AU: As one of the world's biggest pharma markets, Japan already possesses world-class medical R&D facilities and manufacturing infrastructure. The Japanese government has also embarked on regulatory and legal reforms aimed at making the country one of the most attractive places in the world for developing regenerative therapies from a time-to-market standpoint.
For example, Japan is the only country globally with a drug approval process that treats regenerative medicine as a distinct, standalone category and takes into account the unique challenges of data collection and clinical study evaluation in this field. Regeneratives are eligible for fast-track, conditional authorization after early stage clinical trials, allowing manufacturers to market them for up to seven years before receiving a final decision on full approval . And as conditionally approved products are automatically covered under the national health insurance -- meaning that social insurance reimburses the majority of the drug's cost -- they are attractive to both doctors and patients alike. For manufacturers, this can mean swifter penetration in Japan's substantial market.
The impact of these reforms is already evident in the increasing number of partnerships between foreign and Japanese pharmaceutical firms, and the emergence of homegrown startups with some of the most promising regenerative pipelines globally.
How do you see the regeneratives market developing both in Japan and globally?
AU: Just last month the Japanese Ministry of Health, Labor and Welfare agreed to give conditional approval to a bone marrow stem cell treatment for spinal cord injuries. This adds to a small but growing track record of conditional approvals based on relatively small-scale clinical testing. In our view, these cases show the Japanese government's commitment to approving regenerative drugs for diseases lacking effective treatment, provided minimum acceptable levels of safety are demonstrated. As the number of conditional approvals grows, we believe this is likely to add momentum to pipeline development at other companies.
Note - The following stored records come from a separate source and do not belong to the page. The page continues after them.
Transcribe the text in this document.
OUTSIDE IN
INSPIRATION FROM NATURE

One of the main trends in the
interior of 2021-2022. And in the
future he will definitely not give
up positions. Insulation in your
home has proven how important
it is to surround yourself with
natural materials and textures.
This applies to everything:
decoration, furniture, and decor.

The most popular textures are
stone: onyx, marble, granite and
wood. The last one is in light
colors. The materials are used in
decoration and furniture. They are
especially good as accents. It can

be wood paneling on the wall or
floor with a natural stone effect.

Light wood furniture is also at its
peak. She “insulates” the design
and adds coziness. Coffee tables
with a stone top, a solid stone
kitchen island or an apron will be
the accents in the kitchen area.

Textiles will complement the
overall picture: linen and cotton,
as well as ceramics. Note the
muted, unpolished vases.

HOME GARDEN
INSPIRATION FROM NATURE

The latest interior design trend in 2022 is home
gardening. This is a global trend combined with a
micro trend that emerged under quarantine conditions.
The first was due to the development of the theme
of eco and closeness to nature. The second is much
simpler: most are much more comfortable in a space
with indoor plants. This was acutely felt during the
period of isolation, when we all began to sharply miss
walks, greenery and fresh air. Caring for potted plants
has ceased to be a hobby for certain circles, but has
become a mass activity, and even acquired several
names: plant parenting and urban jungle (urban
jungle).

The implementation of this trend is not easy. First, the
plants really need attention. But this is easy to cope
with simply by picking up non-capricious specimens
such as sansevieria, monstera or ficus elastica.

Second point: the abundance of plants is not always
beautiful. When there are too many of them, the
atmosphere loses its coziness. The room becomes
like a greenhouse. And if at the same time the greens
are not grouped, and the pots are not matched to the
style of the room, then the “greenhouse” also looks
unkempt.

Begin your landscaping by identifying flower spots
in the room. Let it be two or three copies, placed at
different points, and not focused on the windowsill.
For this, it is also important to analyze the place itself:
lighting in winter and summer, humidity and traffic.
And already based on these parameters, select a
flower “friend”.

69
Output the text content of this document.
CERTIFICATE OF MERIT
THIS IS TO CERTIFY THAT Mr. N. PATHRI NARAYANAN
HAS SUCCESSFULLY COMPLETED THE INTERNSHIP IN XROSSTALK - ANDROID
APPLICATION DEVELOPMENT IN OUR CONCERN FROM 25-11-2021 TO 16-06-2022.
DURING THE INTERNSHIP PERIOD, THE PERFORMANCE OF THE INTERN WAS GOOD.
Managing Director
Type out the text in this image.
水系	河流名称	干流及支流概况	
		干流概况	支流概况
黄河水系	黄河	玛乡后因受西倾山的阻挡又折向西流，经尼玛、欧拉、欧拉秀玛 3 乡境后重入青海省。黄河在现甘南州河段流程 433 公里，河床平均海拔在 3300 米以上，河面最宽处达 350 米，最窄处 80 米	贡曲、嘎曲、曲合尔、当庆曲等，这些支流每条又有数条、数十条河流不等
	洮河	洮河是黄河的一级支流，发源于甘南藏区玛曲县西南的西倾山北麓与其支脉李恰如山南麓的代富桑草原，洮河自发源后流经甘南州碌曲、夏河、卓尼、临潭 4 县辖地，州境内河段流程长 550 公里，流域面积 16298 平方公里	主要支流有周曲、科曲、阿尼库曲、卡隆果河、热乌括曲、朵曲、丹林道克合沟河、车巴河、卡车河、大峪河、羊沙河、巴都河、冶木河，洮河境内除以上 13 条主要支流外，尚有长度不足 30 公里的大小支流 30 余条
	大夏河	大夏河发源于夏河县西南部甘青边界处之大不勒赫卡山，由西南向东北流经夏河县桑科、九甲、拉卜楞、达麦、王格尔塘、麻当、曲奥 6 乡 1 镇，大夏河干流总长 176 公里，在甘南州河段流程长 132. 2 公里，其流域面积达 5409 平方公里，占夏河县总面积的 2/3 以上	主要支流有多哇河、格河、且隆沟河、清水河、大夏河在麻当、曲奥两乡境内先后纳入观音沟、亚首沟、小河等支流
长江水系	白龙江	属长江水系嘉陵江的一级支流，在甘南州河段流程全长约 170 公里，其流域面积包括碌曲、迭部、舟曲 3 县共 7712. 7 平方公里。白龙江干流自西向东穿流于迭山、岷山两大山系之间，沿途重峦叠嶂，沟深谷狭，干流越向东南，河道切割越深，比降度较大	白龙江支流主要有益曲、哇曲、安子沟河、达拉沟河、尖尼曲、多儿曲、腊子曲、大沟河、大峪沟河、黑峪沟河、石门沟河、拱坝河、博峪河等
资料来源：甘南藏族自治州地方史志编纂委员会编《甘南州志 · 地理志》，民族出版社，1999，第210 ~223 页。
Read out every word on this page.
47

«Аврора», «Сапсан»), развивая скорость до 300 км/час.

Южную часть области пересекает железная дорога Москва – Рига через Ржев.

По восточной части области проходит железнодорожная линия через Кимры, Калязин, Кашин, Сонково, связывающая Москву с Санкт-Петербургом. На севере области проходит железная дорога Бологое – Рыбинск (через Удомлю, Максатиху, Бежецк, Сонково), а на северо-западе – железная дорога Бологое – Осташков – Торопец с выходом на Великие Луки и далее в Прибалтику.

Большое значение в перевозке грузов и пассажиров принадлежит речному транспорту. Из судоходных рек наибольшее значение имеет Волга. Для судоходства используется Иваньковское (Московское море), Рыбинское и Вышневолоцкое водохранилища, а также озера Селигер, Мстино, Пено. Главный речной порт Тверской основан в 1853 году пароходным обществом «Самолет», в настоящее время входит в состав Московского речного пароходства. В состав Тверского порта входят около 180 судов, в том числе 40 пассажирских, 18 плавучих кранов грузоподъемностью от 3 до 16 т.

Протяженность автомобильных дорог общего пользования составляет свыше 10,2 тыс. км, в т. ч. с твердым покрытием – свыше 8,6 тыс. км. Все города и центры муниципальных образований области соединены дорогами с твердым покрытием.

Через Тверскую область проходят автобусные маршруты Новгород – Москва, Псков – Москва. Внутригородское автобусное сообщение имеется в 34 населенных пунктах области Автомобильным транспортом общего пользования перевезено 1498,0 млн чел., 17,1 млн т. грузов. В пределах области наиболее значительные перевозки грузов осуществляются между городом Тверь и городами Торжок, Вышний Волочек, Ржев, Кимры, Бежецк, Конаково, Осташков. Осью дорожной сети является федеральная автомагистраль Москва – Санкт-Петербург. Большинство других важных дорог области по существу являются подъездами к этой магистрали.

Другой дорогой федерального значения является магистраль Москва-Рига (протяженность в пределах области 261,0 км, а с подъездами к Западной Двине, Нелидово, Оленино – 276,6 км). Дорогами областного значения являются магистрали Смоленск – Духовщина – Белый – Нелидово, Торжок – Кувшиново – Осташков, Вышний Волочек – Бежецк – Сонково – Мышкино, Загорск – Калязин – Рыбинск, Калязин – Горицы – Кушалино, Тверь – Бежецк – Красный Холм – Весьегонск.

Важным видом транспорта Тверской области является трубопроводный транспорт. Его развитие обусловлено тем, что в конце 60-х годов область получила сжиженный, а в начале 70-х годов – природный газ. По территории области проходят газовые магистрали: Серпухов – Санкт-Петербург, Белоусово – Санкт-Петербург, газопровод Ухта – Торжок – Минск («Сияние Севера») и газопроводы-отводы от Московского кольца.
The promise of regenerative medicine has also attracted growing venture capital investment globally. VC investment in stem cell therapy companies accounted for almost half of the top venture capital deals during 2015 and 2016. And with $807 million venture dollars invested in 2016, up from just $296 million in 2011, we believe a supportive funding environment will drive further breakthroughs and growth in the sector going forward.